President Joe Biden signed a weak executive order on Tuesday to address the border crisis he caused that has resulted in millions of illegal aliens overrunning the border over the last three and a half years.
Biden signed an executive order that will “temporarily shut down asylum requests once the average number of daily encounters tops 2,500 between official ports of entry,” NBC News reported.
Former Obama Homeland Security Secretary Jeh Johnson previously said that 1,000 apprehensions at the border in a day was a “bad number” that “overwhelms the system.”
A former U.S. law enforcement official told The Daily Wire that the executive order was designed to do little more than generate headlines and that Mexican drug cartels would simply send the migrants they are smuggling into the country to official ports of entry to turn themselves in.
The administration released a fact sheet that claimed that illegal aliens who entered the U.S. would be barred from receiving asylum. However, the fact sheet said that “these actions are not permanent.”
The executive order comes after Biden has repeatedly claimed that he could not do anything to address the border crisis that he caused, which has approximately 10 million illegal aliens flooding into the U.S.
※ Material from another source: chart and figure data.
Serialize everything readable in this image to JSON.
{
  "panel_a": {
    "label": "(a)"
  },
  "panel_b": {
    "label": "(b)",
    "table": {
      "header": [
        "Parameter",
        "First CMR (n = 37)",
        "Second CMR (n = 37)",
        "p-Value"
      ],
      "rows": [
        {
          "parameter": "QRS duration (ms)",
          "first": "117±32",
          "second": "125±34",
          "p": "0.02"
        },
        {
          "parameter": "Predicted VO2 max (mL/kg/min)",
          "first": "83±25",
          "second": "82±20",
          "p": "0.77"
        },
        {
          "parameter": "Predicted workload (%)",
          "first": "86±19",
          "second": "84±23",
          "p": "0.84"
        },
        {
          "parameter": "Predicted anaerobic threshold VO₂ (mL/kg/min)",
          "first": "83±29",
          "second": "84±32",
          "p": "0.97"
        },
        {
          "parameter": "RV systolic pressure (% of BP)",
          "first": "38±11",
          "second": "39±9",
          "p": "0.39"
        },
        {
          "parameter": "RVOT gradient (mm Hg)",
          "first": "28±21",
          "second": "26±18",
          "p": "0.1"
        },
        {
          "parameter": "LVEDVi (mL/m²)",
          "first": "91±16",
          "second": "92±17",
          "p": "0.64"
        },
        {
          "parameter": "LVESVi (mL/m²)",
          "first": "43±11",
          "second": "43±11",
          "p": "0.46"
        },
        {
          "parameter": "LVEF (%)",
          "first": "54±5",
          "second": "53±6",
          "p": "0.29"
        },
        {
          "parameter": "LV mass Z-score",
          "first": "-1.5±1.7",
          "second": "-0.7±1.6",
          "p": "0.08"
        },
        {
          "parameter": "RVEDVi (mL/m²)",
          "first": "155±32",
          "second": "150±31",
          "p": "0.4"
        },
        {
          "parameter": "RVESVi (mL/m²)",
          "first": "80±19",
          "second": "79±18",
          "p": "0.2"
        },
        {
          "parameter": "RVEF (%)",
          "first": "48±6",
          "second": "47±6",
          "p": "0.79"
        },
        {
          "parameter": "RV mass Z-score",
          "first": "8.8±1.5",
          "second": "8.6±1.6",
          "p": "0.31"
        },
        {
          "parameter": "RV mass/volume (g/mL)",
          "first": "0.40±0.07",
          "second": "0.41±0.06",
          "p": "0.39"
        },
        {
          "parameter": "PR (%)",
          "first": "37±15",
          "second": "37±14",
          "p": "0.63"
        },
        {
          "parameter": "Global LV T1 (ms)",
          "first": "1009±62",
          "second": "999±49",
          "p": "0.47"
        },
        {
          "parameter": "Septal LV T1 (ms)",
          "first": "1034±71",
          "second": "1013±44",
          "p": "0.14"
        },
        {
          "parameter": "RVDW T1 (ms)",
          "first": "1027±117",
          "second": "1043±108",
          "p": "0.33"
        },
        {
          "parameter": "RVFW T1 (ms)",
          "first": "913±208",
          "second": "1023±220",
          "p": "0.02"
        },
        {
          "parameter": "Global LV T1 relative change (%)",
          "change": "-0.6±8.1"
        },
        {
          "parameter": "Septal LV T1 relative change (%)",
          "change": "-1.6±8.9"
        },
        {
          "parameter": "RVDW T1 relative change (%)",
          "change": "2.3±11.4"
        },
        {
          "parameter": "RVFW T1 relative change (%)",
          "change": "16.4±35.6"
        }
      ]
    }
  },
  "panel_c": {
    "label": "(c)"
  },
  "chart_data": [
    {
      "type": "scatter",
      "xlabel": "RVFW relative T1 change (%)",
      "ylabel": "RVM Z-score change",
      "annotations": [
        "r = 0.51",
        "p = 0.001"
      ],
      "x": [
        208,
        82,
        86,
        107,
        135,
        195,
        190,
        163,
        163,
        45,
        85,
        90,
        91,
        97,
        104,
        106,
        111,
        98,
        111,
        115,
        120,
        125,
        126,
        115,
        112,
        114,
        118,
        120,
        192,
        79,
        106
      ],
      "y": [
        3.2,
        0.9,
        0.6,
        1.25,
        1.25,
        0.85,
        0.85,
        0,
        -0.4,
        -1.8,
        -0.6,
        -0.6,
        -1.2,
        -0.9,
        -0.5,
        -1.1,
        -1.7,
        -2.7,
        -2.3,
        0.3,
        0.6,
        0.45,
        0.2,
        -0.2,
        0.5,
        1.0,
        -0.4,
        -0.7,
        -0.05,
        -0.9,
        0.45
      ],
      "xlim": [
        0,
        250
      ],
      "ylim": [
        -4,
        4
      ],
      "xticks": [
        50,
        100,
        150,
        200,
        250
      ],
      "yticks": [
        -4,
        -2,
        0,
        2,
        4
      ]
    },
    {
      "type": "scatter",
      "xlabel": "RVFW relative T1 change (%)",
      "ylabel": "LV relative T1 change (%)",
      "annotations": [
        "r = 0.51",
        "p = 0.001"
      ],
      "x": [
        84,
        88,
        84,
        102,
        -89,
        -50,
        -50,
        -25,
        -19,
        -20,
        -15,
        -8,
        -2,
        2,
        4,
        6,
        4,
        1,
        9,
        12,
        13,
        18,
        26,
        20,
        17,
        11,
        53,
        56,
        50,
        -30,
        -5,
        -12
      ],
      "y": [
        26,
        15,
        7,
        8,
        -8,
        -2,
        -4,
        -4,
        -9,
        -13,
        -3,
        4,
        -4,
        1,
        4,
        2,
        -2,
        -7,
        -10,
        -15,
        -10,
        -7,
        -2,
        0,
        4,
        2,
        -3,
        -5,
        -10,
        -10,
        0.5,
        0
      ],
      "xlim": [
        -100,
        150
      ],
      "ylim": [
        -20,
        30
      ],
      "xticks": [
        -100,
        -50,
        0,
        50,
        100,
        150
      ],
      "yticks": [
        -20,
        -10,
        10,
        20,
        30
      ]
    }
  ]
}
“It’s window dressing. Everybody knows it,” said Speaker Mike Johnson (R-LA). “If he was concerned about the border, he would have done this a long time ago.”
BIDEN (126 days go): "I've done all I can do" on border security.
BIDEN (today): Executive order making invasion-level illegal immigration permanent.pic.twitter.com/90WxuOBuLy
— RNC Research (@RNCResearch) June 4, 2024
The White House claimed that Biden has been tough on the border and suggested that he has stopped the flow of fentanyl into the U.S., even though overdose deaths continue to rise from the illicit drug.
The administration also claimed that Biden reached a “historic bipartisan agreement with Senate Democrats and Republicans to deliver the most consequential reforms of America’s immigration laws in decades” — even though Republicans overwhelmingly did not support the law because they argued that it legalized illegal immigration.